10 Tips for Managing Hallucinations:
1. Keep her safe. Someone like Edith is at risk for wandering or elopement. He or she is generally trying to go somewhere or get away from somebody. Close off access to exits and stairs.
2. Validate. Reasoning and reality orientation are highly ineffective and can lead to greater anxiety. Validation approaches address the emotion, not the message. Someone who is hallucinating needs you to understand if the belief or vision is scary, or sad, or distressing. You don’t need to “see it too”, but you do need to agree with the emotional content.
3. Gross motor. You’ll notice that people who are hallucinating don’t just sit around and watch the action. If at all possible, they are on the move. They are working out a problem or checking out a situation. There is gross motor activity. For caregivers, this means that the brain and body are seeking gross motor movement. Distract them with an activity that requires gross motor participation: bat a balloon, go for a walk, place post-it notes on the wall and have her find them. March, dance… just get moving.
4. Touch. Many people, particularly seniors, are touch deprived. Firm touch in the “safe zones” can be reassuring. These areas are the large body parts- mid-back, upper arm, lower thigh. Touching the hands and face where there are lots of nerve endings may be perceived as intimate contact, so avoid those well-intended soft touches. Pets are one of the best ways to provide comfort for someone who is anxious. Tapping into the instinct to nurture, as well as the need for touch, and a dog or cat can do wonders for reducing the anxiety of delusional thinking.
5. Call Someone. Many times a simple phone call to “someone” helps puts the issue to rest for a little while. A call to a son, or the “authorities”, or a manager may help the person feel validated and safe.
6. Oxytocin. Oxytocin is also known as the trust hormone. It is a chemical that is released in the brain that helps humans bond with each other. Deep pressure and massage prime the body to release oxytocin, and evoking a sense of trust helps release it. Read more about the clever strategy for evoking trust here.
7. Chores. “He who seeks rest finds boredom. He who seeks work finds rest”.- Dylan Thomas. Put out baskets of laundry to fold, a dust rag, and a broom. Channel busy time into productive time.
8. Vestibular Stimulation. When the brain cannot process stimuli in the environment, it is sometimes because the vestibular system is misfiring. Provide the opportunity to rock or swing. Have the person perform paired changes in body position: roll left and right, lie down and sit up, stand up and sit down, twirl right and twirl left. Music and dancing are great ways to get these positional changes accomplished.

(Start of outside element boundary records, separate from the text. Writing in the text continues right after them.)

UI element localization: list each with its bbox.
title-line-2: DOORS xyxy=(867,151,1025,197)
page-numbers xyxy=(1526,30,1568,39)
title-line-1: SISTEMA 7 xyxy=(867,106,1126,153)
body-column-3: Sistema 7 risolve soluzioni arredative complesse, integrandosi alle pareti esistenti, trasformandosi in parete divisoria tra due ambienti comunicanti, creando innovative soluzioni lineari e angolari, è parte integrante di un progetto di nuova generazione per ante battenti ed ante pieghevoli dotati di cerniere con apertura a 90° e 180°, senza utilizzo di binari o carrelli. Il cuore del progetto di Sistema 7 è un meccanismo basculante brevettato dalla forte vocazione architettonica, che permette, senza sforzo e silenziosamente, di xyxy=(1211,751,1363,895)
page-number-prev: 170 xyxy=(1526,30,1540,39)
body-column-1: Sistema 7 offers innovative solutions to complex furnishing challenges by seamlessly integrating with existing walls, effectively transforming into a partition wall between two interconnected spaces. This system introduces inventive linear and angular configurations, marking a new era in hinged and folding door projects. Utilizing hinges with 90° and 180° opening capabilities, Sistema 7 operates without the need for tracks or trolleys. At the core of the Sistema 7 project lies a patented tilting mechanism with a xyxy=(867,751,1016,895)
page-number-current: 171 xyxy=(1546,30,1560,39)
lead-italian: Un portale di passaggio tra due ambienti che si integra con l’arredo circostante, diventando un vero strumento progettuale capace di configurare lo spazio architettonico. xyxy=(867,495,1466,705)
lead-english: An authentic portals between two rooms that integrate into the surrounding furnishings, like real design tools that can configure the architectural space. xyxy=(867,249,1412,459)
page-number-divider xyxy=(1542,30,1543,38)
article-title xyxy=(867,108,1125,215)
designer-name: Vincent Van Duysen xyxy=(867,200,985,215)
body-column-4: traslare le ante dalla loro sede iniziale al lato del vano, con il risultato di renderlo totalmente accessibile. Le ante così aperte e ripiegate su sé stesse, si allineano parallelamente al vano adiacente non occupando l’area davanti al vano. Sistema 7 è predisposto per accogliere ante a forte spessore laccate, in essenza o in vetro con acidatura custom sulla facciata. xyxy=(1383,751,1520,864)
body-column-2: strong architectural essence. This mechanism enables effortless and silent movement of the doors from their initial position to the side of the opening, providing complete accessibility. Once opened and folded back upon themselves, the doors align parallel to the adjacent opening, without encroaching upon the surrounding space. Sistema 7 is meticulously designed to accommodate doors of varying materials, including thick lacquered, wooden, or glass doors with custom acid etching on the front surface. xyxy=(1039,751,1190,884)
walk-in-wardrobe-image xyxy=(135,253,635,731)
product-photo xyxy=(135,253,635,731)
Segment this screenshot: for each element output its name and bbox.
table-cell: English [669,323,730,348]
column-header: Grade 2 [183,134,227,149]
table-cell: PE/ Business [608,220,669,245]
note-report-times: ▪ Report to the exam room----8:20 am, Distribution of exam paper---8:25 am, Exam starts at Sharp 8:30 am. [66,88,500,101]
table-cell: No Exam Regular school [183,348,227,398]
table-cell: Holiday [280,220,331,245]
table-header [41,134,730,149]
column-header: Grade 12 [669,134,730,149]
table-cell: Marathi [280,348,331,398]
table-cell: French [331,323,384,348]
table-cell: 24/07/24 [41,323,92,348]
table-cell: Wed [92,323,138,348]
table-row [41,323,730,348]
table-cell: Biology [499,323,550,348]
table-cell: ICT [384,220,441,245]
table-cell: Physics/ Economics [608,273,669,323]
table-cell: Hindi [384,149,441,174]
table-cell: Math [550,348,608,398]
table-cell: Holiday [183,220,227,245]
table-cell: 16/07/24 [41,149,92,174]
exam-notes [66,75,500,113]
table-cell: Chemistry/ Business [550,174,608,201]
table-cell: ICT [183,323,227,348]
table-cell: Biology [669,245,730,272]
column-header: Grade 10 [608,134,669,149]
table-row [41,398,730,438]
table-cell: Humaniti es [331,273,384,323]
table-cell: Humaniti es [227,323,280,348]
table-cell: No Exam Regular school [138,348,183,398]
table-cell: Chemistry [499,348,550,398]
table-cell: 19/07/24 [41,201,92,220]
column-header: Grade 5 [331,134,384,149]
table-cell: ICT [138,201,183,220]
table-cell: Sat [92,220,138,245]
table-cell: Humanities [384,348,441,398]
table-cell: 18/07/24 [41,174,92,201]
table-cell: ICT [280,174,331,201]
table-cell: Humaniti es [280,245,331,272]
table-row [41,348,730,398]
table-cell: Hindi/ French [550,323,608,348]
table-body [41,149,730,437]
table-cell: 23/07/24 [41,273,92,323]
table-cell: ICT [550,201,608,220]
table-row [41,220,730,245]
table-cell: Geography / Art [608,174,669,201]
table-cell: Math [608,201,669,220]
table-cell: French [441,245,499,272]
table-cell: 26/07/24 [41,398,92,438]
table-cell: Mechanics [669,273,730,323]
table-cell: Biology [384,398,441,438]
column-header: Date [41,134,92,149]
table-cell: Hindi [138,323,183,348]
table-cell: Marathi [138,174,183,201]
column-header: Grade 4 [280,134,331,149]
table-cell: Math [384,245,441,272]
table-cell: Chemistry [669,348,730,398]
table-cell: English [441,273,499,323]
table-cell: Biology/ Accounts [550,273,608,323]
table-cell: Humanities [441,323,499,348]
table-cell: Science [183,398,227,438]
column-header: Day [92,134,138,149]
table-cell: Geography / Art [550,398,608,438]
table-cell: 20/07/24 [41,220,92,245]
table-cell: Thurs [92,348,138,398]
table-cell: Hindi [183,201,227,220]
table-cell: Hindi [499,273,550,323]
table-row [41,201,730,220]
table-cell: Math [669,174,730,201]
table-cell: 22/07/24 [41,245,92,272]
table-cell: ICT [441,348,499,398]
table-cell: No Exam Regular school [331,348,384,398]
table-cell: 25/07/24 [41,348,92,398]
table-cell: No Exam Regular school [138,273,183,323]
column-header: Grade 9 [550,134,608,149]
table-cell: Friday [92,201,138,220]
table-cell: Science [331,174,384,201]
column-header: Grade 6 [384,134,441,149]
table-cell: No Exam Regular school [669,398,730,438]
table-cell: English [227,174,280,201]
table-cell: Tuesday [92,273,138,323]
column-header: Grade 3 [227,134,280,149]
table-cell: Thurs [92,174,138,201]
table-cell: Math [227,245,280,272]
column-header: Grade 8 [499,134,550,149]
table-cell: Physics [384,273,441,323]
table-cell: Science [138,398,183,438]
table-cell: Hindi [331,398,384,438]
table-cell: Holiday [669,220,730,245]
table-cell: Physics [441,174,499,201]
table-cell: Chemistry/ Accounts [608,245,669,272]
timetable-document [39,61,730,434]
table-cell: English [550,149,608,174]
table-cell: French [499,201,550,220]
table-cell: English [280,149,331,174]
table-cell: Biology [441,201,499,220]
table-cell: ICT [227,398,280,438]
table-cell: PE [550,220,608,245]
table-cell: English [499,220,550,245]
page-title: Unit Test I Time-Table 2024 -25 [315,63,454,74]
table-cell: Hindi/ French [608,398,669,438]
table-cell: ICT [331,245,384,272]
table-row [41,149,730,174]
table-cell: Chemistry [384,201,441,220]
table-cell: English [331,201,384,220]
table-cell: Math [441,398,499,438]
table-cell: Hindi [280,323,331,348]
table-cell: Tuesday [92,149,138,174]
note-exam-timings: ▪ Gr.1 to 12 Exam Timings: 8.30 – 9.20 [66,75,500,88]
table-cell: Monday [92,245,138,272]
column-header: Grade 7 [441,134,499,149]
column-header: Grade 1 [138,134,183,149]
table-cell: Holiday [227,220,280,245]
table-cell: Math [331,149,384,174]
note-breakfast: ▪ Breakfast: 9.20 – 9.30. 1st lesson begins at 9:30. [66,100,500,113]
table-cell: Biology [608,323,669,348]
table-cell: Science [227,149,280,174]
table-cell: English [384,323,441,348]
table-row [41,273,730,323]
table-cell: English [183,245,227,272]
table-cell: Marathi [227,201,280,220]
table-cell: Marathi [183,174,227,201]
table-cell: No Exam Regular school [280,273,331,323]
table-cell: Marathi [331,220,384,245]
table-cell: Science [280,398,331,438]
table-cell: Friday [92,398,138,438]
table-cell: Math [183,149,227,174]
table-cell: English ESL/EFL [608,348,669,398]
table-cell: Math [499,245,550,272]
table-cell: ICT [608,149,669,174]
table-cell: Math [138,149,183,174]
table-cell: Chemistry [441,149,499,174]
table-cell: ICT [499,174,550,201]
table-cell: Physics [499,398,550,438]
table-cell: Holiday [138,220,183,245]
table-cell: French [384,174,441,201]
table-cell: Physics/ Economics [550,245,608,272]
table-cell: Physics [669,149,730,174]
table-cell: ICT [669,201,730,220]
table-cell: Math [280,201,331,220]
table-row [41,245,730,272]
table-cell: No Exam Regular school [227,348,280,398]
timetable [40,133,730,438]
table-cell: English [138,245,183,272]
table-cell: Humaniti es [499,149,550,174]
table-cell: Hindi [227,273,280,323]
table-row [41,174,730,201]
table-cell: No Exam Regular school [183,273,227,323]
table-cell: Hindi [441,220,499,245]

9. Break bread. As humans evolved, the practice of the family meal became almost hard-wired into our DNA. Sitting down to eat in the company of others instills a sense of belonging and safety. When someone is hallucinating at night, it can be challenging to alter convention with a midnight meal. But for the sake of bending to someone else’s reality, the act of breaking bread at non-standard mealtimes is an effective strategy for creating a sense of normalcy and well being.
10. Hands on. What can’t be worked through in the mind is sometimes better left to the hands. How many of us clean when we’re upset. Or tinker in the garage to work through a problem. Offering a hands-on activity, as simple as a junk drawer that needs sorting, can be a great distraction for the brain.